One of my all-time favorite books is The Diamond Age- a Victorian Girls' Primer by Neal Stephenson. It is an amazing look at a future that few could imagine let alone 'know'. In this first steam-punk novel, a cyber-engineer creates an interactive book for a wealthy client's grand-daughter. It gets into the hands of a young girl who lives with her toxic mother and criminal brother in an industrial slum. The story follows three young girls and how the book changes their lives and the way the world works. Neal Stephenson does not live in the far far future. He is not, nor has he ever been, a 12 year old girl. Mark Twain was not a black slave and Shakespeare was not a magician living on an island with his daughter. Yet they all created believable consistent universes.
Perhaps it is in the word 'know'. I don't know what it is like to arrive on a planet not my own, and try to make my way, but I do remember moving every three or four years and having to figure out the school politics that I would be thrust into. I have never lived with a man who has become brain-damaged (as in my novel True) but I have struggled with being in relationship with someone who has altered their being considerably.

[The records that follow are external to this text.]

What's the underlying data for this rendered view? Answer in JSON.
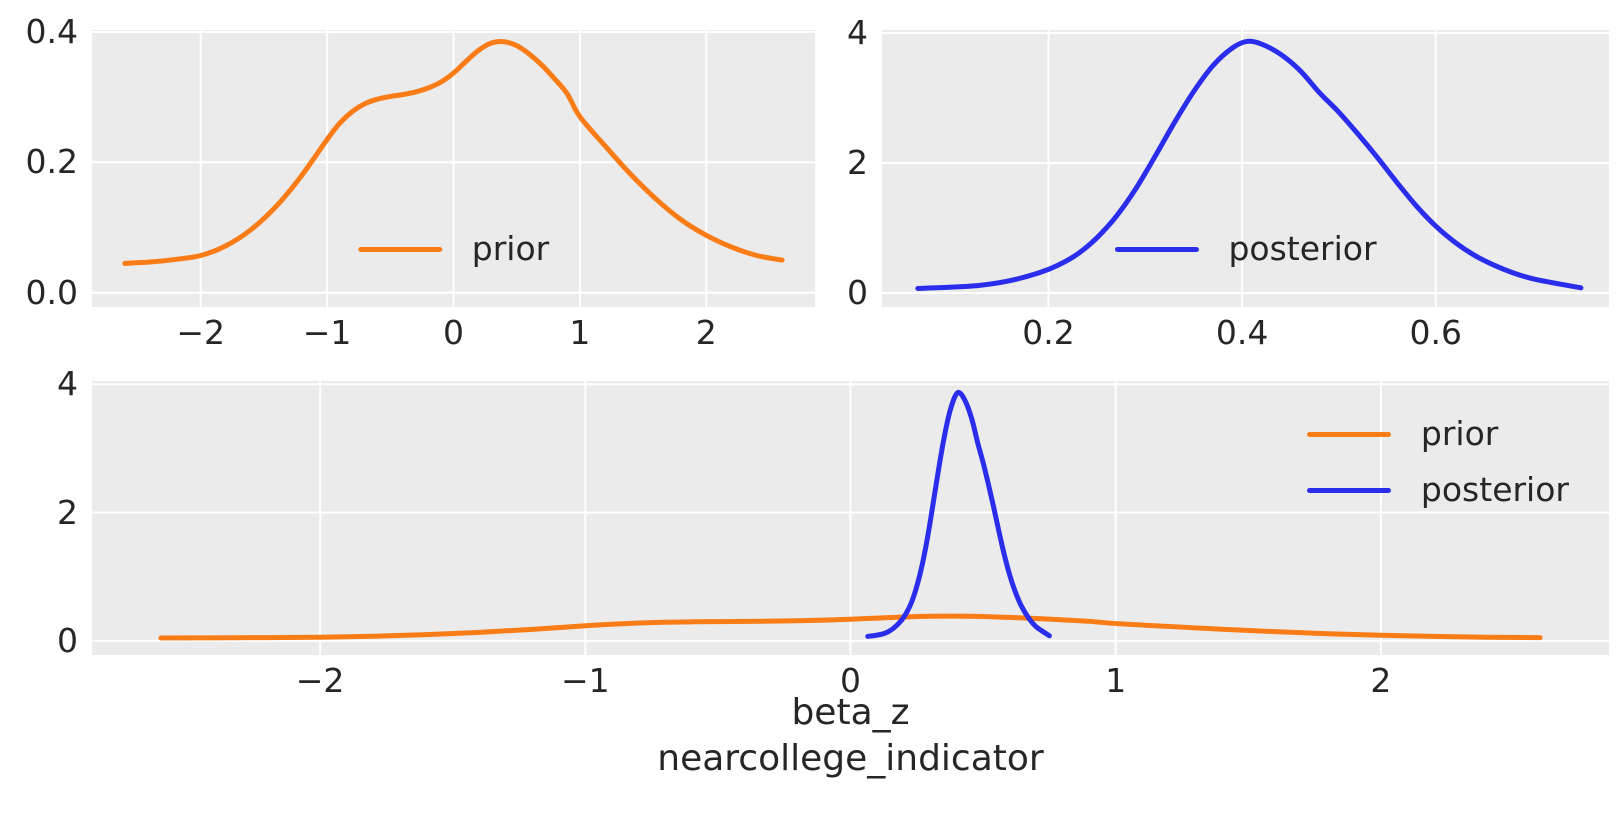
{
  "colors": {
    "prior": "#fa7c17",
    "posterior": "#2a2eec",
    "panel_bg": "#ebebeb",
    "grid": "#ffffff",
    "text": "#262626"
  },
  "legend_labels": {
    "prior": "prior",
    "posterior": "posterior"
  },
  "chart_data": [
    {
      "type": "line",
      "panel": "prior-marginal-top-left",
      "title": "",
      "xlabel": "",
      "ylabel": "",
      "grid": true,
      "legend": {
        "position": "lower center",
        "entries": [
          "prior"
        ]
      },
      "xlim": [
        -2.86,
        2.86
      ],
      "ylim": [
        -0.022,
        0.403
      ],
      "xticks": [
        {
          "v": -2,
          "label": "−2"
        },
        {
          "v": -1,
          "label": "−1"
        },
        {
          "v": 0,
          "label": "0"
        },
        {
          "v": 1,
          "label": "1"
        },
        {
          "v": 2,
          "label": "2"
        }
      ],
      "yticks": [
        {
          "v": 0.0,
          "label": "0.0"
        },
        {
          "v": 0.2,
          "label": "0.2"
        },
        {
          "v": 0.4,
          "label": "0.4"
        }
      ],
      "series": [
        {
          "name": "prior",
          "color": "#fa7c17",
          "points": [
            [
              -2.6,
              0.045
            ],
            [
              -2.4,
              0.047
            ],
            [
              -2.2,
              0.051
            ],
            [
              -2.0,
              0.057
            ],
            [
              -1.8,
              0.072
            ],
            [
              -1.6,
              0.097
            ],
            [
              -1.4,
              0.133
            ],
            [
              -1.2,
              0.18
            ],
            [
              -1.0,
              0.235
            ],
            [
              -0.9,
              0.26
            ],
            [
              -0.8,
              0.278
            ],
            [
              -0.7,
              0.29
            ],
            [
              -0.6,
              0.297
            ],
            [
              -0.5,
              0.301
            ],
            [
              -0.4,
              0.304
            ],
            [
              -0.3,
              0.308
            ],
            [
              -0.2,
              0.314
            ],
            [
              -0.1,
              0.323
            ],
            [
              0.0,
              0.337
            ],
            [
              0.1,
              0.355
            ],
            [
              0.2,
              0.372
            ],
            [
              0.3,
              0.383
            ],
            [
              0.4,
              0.385
            ],
            [
              0.5,
              0.379
            ],
            [
              0.6,
              0.366
            ],
            [
              0.7,
              0.349
            ],
            [
              0.8,
              0.328
            ],
            [
              0.9,
              0.305
            ],
            [
              1.0,
              0.27
            ],
            [
              1.2,
              0.225
            ],
            [
              1.4,
              0.182
            ],
            [
              1.6,
              0.144
            ],
            [
              1.8,
              0.112
            ],
            [
              2.0,
              0.088
            ],
            [
              2.2,
              0.07
            ],
            [
              2.4,
              0.057
            ],
            [
              2.6,
              0.05
            ]
          ]
        }
      ]
    },
    {
      "type": "line",
      "panel": "posterior-marginal-top-right",
      "title": "",
      "xlabel": "",
      "ylabel": "",
      "grid": true,
      "legend": {
        "position": "lower center",
        "entries": [
          "posterior"
        ]
      },
      "xlim": [
        0.028,
        0.779
      ],
      "ylim": [
        -0.215,
        4.046
      ],
      "xticks": [
        {
          "v": 0.2,
          "label": "0.2"
        },
        {
          "v": 0.4,
          "label": "0.4"
        },
        {
          "v": 0.6,
          "label": "0.6"
        }
      ],
      "yticks": [
        {
          "v": 0,
          "label": "0"
        },
        {
          "v": 2,
          "label": "2"
        },
        {
          "v": 4,
          "label": "4"
        }
      ],
      "series": [
        {
          "name": "posterior",
          "color": "#2a2eec",
          "points": [
            [
              0.065,
              0.07
            ],
            [
              0.1,
              0.09
            ],
            [
              0.13,
              0.12
            ],
            [
              0.16,
              0.19
            ],
            [
              0.19,
              0.31
            ],
            [
              0.21,
              0.43
            ],
            [
              0.23,
              0.6
            ],
            [
              0.25,
              0.85
            ],
            [
              0.27,
              1.18
            ],
            [
              0.29,
              1.6
            ],
            [
              0.31,
              2.1
            ],
            [
              0.33,
              2.62
            ],
            [
              0.35,
              3.1
            ],
            [
              0.37,
              3.5
            ],
            [
              0.39,
              3.77
            ],
            [
              0.405,
              3.87
            ],
            [
              0.42,
              3.83
            ],
            [
              0.44,
              3.67
            ],
            [
              0.46,
              3.42
            ],
            [
              0.48,
              3.08
            ],
            [
              0.5,
              2.78
            ],
            [
              0.52,
              2.44
            ],
            [
              0.54,
              2.08
            ],
            [
              0.56,
              1.7
            ],
            [
              0.58,
              1.34
            ],
            [
              0.6,
              1.03
            ],
            [
              0.62,
              0.78
            ],
            [
              0.64,
              0.58
            ],
            [
              0.66,
              0.43
            ],
            [
              0.68,
              0.31
            ],
            [
              0.7,
              0.22
            ],
            [
              0.72,
              0.16
            ],
            [
              0.75,
              0.08
            ]
          ]
        }
      ]
    },
    {
      "type": "line",
      "panel": "prior-posterior-overlay-bottom",
      "title": "",
      "xlabel": "beta_z\nnearcollege_indicator",
      "xlabel_lines": [
        "beta_z",
        "nearcollege_indicator"
      ],
      "ylabel": "",
      "grid": true,
      "legend": {
        "position": "upper right",
        "entries": [
          "prior",
          "posterior"
        ]
      },
      "xlim": [
        -2.86,
        2.86
      ],
      "ylim": [
        -0.22,
        4.05
      ],
      "xticks": [
        {
          "v": -2,
          "label": "−2"
        },
        {
          "v": -1,
          "label": "−1"
        },
        {
          "v": 0,
          "label": "0"
        },
        {
          "v": 1,
          "label": "1"
        },
        {
          "v": 2,
          "label": "2"
        }
      ],
      "yticks": [
        {
          "v": 0,
          "label": "0"
        },
        {
          "v": 2,
          "label": "2"
        },
        {
          "v": 4,
          "label": "4"
        }
      ],
      "series": [
        {
          "name": "prior",
          "color": "#fa7c17",
          "points": [
            [
              -2.6,
              0.045
            ],
            [
              -2.4,
              0.047
            ],
            [
              -2.2,
              0.051
            ],
            [
              -2.0,
              0.057
            ],
            [
              -1.8,
              0.072
            ],
            [
              -1.6,
              0.097
            ],
            [
              -1.4,
              0.133
            ],
            [
              -1.2,
              0.18
            ],
            [
              -1.0,
              0.235
            ],
            [
              -0.9,
              0.26
            ],
            [
              -0.8,
              0.278
            ],
            [
              -0.7,
              0.29
            ],
            [
              -0.6,
              0.297
            ],
            [
              -0.5,
              0.301
            ],
            [
              -0.4,
              0.304
            ],
            [
              -0.3,
              0.308
            ],
            [
              -0.2,
              0.314
            ],
            [
              -0.1,
              0.323
            ],
            [
              0.0,
              0.337
            ],
            [
              0.1,
              0.355
            ],
            [
              0.2,
              0.372
            ],
            [
              0.3,
              0.383
            ],
            [
              0.4,
              0.385
            ],
            [
              0.5,
              0.379
            ],
            [
              0.6,
              0.366
            ],
            [
              0.7,
              0.349
            ],
            [
              0.8,
              0.328
            ],
            [
              0.9,
              0.305
            ],
            [
              1.0,
              0.27
            ],
            [
              1.2,
              0.225
            ],
            [
              1.4,
              0.182
            ],
            [
              1.6,
              0.144
            ],
            [
              1.8,
              0.112
            ],
            [
              2.0,
              0.088
            ],
            [
              2.2,
              0.07
            ],
            [
              2.4,
              0.057
            ],
            [
              2.6,
              0.05
            ]
          ]
        },
        {
          "name": "posterior",
          "color": "#2a2eec",
          "points": [
            [
              0.065,
              0.07
            ],
            [
              0.1,
              0.09
            ],
            [
              0.13,
              0.12
            ],
            [
              0.16,
              0.19
            ],
            [
              0.19,
              0.31
            ],
            [
              0.21,
              0.43
            ],
            [
              0.23,
              0.6
            ],
            [
              0.25,
              0.85
            ],
            [
              0.27,
              1.18
            ],
            [
              0.29,
              1.6
            ],
            [
              0.31,
              2.1
            ],
            [
              0.33,
              2.62
            ],
            [
              0.35,
              3.1
            ],
            [
              0.37,
              3.5
            ],
            [
              0.39,
              3.77
            ],
            [
              0.405,
              3.87
            ],
            [
              0.42,
              3.83
            ],
            [
              0.44,
              3.67
            ],
            [
              0.46,
              3.42
            ],
            [
              0.48,
              3.08
            ],
            [
              0.5,
              2.78
            ],
            [
              0.52,
              2.44
            ],
            [
              0.54,
              2.08
            ],
            [
              0.56,
              1.7
            ],
            [
              0.58,
              1.34
            ],
            [
              0.6,
              1.03
            ],
            [
              0.62,
              0.78
            ],
            [
              0.64,
              0.58
            ],
            [
              0.66,
              0.43
            ],
            [
              0.68,
              0.31
            ],
            [
              0.7,
              0.22
            ],
            [
              0.72,
              0.16
            ],
            [
              0.75,
              0.08
            ]
          ]
        }
      ]
    }
  ]
}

I have never found a baby on the rocks at Peggy's Cove like my character Winn in The Rock Walker but I have had to make sudden decisions regarding strange happenstance.
Is it possible that we have a treasure chest of wisdom that we arent' aware of? A treasure chest that allows us to understand - to know - anything we might need to know - compassion for the basic human condition that allows us to know what it might be like to have nothing but a soccer ball to befriend on a lonely island, or what living in Biblical times as a woman might entail? I think we do.
Your challenge is to look at five novels or stories and decide what experiences you've had that might have prepared you to be able to write them. If you can't think of five I'll give them to you here:

Gone With the Wind
The Catcher in the Rye
To Kill a Mockingbird
The English Patient
Harry Potter and the ....(whichever you want)

is this my home?

6 comments:

Anonymous said...

Jan - What I like about this challenge is that it allows us to explore and celebrate what we do know. It also lets us tap those universal human things we all experience. I think that makes us better writers.

Elspeth Futcher said...

I've so enjoyed rereading these Friday Challenges! I'll be thinking of you this weekend and hoping Irene skips right over Nova Scotia or is simply a gentle breeze by the time she gets there.

Alex J. Cavanaugh said...

Hey. I've read the Diamond Age! I was also a military brat, so I understand the moving around a lot.

Denise Covey said...

I like to write about what I don't know then I find the research fascinating.

Denise

Claire Robyns said...

Hmm, I write medieval romance so, as much as I'd like to discover time travel, everything I know comes from research.

Katie Gates said...

Hi Jan, I'm visiting from the Campaign - the Adult-All Genres group. I really like this post, and it has me thinking! I look forward to reading more of your posts, and I hope you're having a productive time during this "Month of Fridays."